On the server side we must take care of validating the password in the PreProcess plugin:
class LoginPreProcess implements ILoginAssistantPlugin
{
@Override
public void execute(LoginData ld)
{
String clientPass = ld.clientIncomingData.getShortString("passwd");
/*
* Pre-process the client password here before
* validating it (e.g. apply SHA256 or SHA512)
*/
// Let's see if the password from the DB matches that of the user
if (!ld.password.equals(clientPass))
throw new PasswordCheckException();
// Success!
}
}
Once we obtain the client password from the LoginData parameter we should process it, for instance by hashing it and finally validate it. If there's no match we need to raise a PasswordCheckException to interrupt the flow. This in turn will notify the client of using the regular LOGIN_ERROR event.
If the password matches, the Login Assistant flow will continue with the rest of the logic and the client will be logged in.
Handling errors
The errors related to wrong credentials, banned access, duplicate user names, etc, are all handled by the Login Assistant component using the standard SmartFoxServer rules. This means that all error messages can be customized on the client-side via the SFSErrorCodes class. (see the relative tutorial).
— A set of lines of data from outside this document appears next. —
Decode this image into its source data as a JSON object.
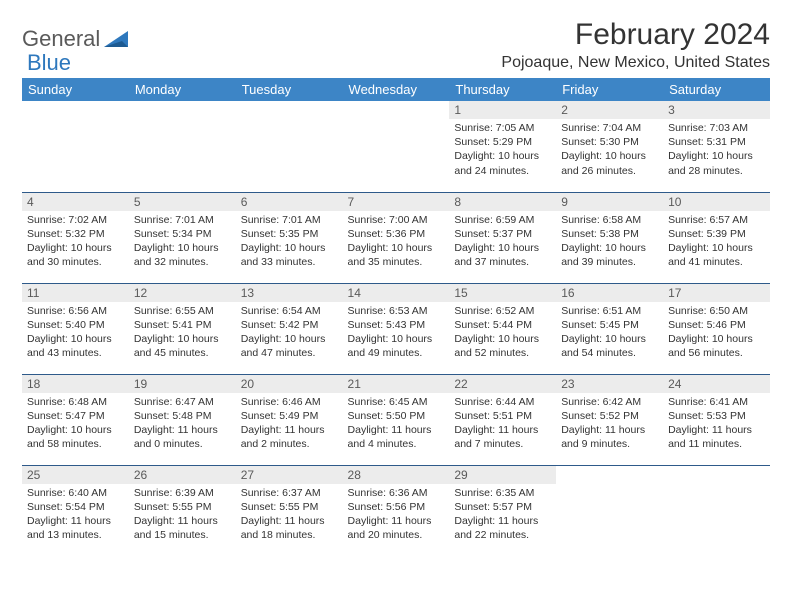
{
  "brand": {
    "part1": "General",
    "part2": "Blue"
  },
  "title": "February 2024",
  "location": "Pojoaque, New Mexico, United States",
  "colors": {
    "header_bg": "#3d85c6",
    "header_fg": "#ffffff",
    "daynum_bg": "#ececec",
    "row_divider": "#2e5a8a",
    "text": "#333333",
    "brand_gray": "#5a5a5a",
    "brand_blue": "#2e78bd"
  },
  "day_labels": [
    "Sunday",
    "Monday",
    "Tuesday",
    "Wednesday",
    "Thursday",
    "Friday",
    "Saturday"
  ],
  "weeks": [
    [
      {
        "n": "",
        "sr": "",
        "ss": "",
        "dl": ""
      },
      {
        "n": "",
        "sr": "",
        "ss": "",
        "dl": ""
      },
      {
        "n": "",
        "sr": "",
        "ss": "",
        "dl": ""
      },
      {
        "n": "",
        "sr": "",
        "ss": "",
        "dl": ""
      },
      {
        "n": "1",
        "sr": "Sunrise: 7:05 AM",
        "ss": "Sunset: 5:29 PM",
        "dl": "Daylight: 10 hours and 24 minutes."
      },
      {
        "n": "2",
        "sr": "Sunrise: 7:04 AM",
        "ss": "Sunset: 5:30 PM",
        "dl": "Daylight: 10 hours and 26 minutes."
      },
      {
        "n": "3",
        "sr": "Sunrise: 7:03 AM",
        "ss": "Sunset: 5:31 PM",
        "dl": "Daylight: 10 hours and 28 minutes."
      }
    ],
    [
      {
        "n": "4",
        "sr": "Sunrise: 7:02 AM",
        "ss": "Sunset: 5:32 PM",
        "dl": "Daylight: 10 hours and 30 minutes."
      },
      {
        "n": "5",
        "sr": "Sunrise: 7:01 AM",
        "ss": "Sunset: 5:34 PM",
        "dl": "Daylight: 10 hours and 32 minutes."
      },
      {
        "n": "6",
        "sr": "Sunrise: 7:01 AM",
        "ss": "Sunset: 5:35 PM",
        "dl": "Daylight: 10 hours and 33 minutes."
      },
      {
        "n": "7",
        "sr": "Sunrise: 7:00 AM",
        "ss": "Sunset: 5:36 PM",
        "dl": "Daylight: 10 hours and 35 minutes."
      },
      {
        "n": "8",
        "sr": "Sunrise: 6:59 AM",
        "ss": "Sunset: 5:37 PM",
        "dl": "Daylight: 10 hours and 37 minutes."
      },
      {
        "n": "9",
        "sr": "Sunrise: 6:58 AM",
        "ss": "Sunset: 5:38 PM",
        "dl": "Daylight: 10 hours and 39 minutes."
      },
      {
        "n": "10",
        "sr": "Sunrise: 6:57 AM",
        "ss": "Sunset: 5:39 PM",
        "dl": "Daylight: 10 hours and 41 minutes."
      }
    ],
    [
      {
        "n": "11",
        "sr": "Sunrise: 6:56 AM",
        "ss": "Sunset: 5:40 PM",
        "dl": "Daylight: 10 hours and 43 minutes."
      },
      {
        "n": "12",
        "sr": "Sunrise: 6:55 AM",
        "ss": "Sunset: 5:41 PM",
        "dl": "Daylight: 10 hours and 45 minutes."
      },
      {
        "n": "13",
        "sr": "Sunrise: 6:54 AM",
        "ss": "Sunset: 5:42 PM",
        "dl": "Daylight: 10 hours and 47 minutes."
      },
      {
        "n": "14",
        "sr": "Sunrise: 6:53 AM",
        "ss": "Sunset: 5:43 PM",
        "dl": "Daylight: 10 hours and 49 minutes."
      },
      {
        "n": "15",
        "sr": "Sunrise: 6:52 AM",
        "ss": "Sunset: 5:44 PM",
        "dl": "Daylight: 10 hours and 52 minutes."
      },
      {
        "n": "16",
        "sr": "Sunrise: 6:51 AM",
        "ss": "Sunset: 5:45 PM",
        "dl": "Daylight: 10 hours and 54 minutes."
      },
      {
        "n": "17",
        "sr": "Sunrise: 6:50 AM",
        "ss": "Sunset: 5:46 PM",
        "dl": "Daylight: 10 hours and 56 minutes."
      }
    ],
    [
      {
        "n": "18",
        "sr": "Sunrise: 6:48 AM",
        "ss": "Sunset: 5:47 PM",
        "dl": "Daylight: 10 hours and 58 minutes."
      },
      {
        "n": "19",
        "sr": "Sunrise: 6:47 AM",
        "ss": "Sunset: 5:48 PM",
        "dl": "Daylight: 11 hours and 0 minutes."
      },
      {
        "n": "20",
        "sr": "Sunrise: 6:46 AM",
        "ss": "Sunset: 5:49 PM",
        "dl": "Daylight: 11 hours and 2 minutes."
      },
      {
        "n": "21",
        "sr": "Sunrise: 6:45 AM",
        "ss": "Sunset: 5:50 PM",
        "dl": "Daylight: 11 hours and 4 minutes."
      },
      {
        "n": "22",
        "sr": "Sunrise: 6:44 AM",
        "ss": "Sunset: 5:51 PM",
        "dl": "Daylight: 11 hours and 7 minutes."
      },
      {
        "n": "23",
        "sr": "Sunrise: 6:42 AM",
        "ss": "Sunset: 5:52 PM",
        "dl": "Daylight: 11 hours and 9 minutes."
      },
      {
        "n": "24",
        "sr": "Sunrise: 6:41 AM",
        "ss": "Sunset: 5:53 PM",
        "dl": "Daylight: 11 hours and 11 minutes."
      }
    ],
    [
      {
        "n": "25",
        "sr": "Sunrise: 6:40 AM",
        "ss": "Sunset: 5:54 PM",
        "dl": "Daylight: 11 hours and 13 minutes."
      },
      {
        "n": "26",
        "sr": "Sunrise: 6:39 AM",
        "ss": "Sunset: 5:55 PM",
        "dl": "Daylight: 11 hours and 15 minutes."
      },
      {
        "n": "27",
        "sr": "Sunrise: 6:37 AM",
        "ss": "Sunset: 5:55 PM",
        "dl": "Daylight: 11 hours and 18 minutes."
      },
      {
        "n": "28",
        "sr": "Sunrise: 6:36 AM",
        "ss": "Sunset: 5:56 PM",
        "dl": "Daylight: 11 hours and 20 minutes."
      },
      {
        "n": "29",
        "sr": "Sunrise: 6:35 AM",
        "ss": "Sunset: 5:57 PM",
        "dl": "Daylight: 11 hours and 22 minutes."
      },
      {
        "n": "",
        "sr": "",
        "ss": "",
        "dl": ""
      },
      {
        "n": "",
        "sr": "",
        "ss": "",
        "dl": ""
      }
    ]
  ]
}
The only place where the developer is responsible for handling exceptions is in the pre-process and post-process plugins. Any runtime exception in those classes will travel up to the top of the SFS3 API and will be captured and sent to the log files.
This also means that Exceptions will interrupt the login flow, therefore it is up to the developer to decide which needs to be caught (in order not to interrupt the flow) and which can be let go.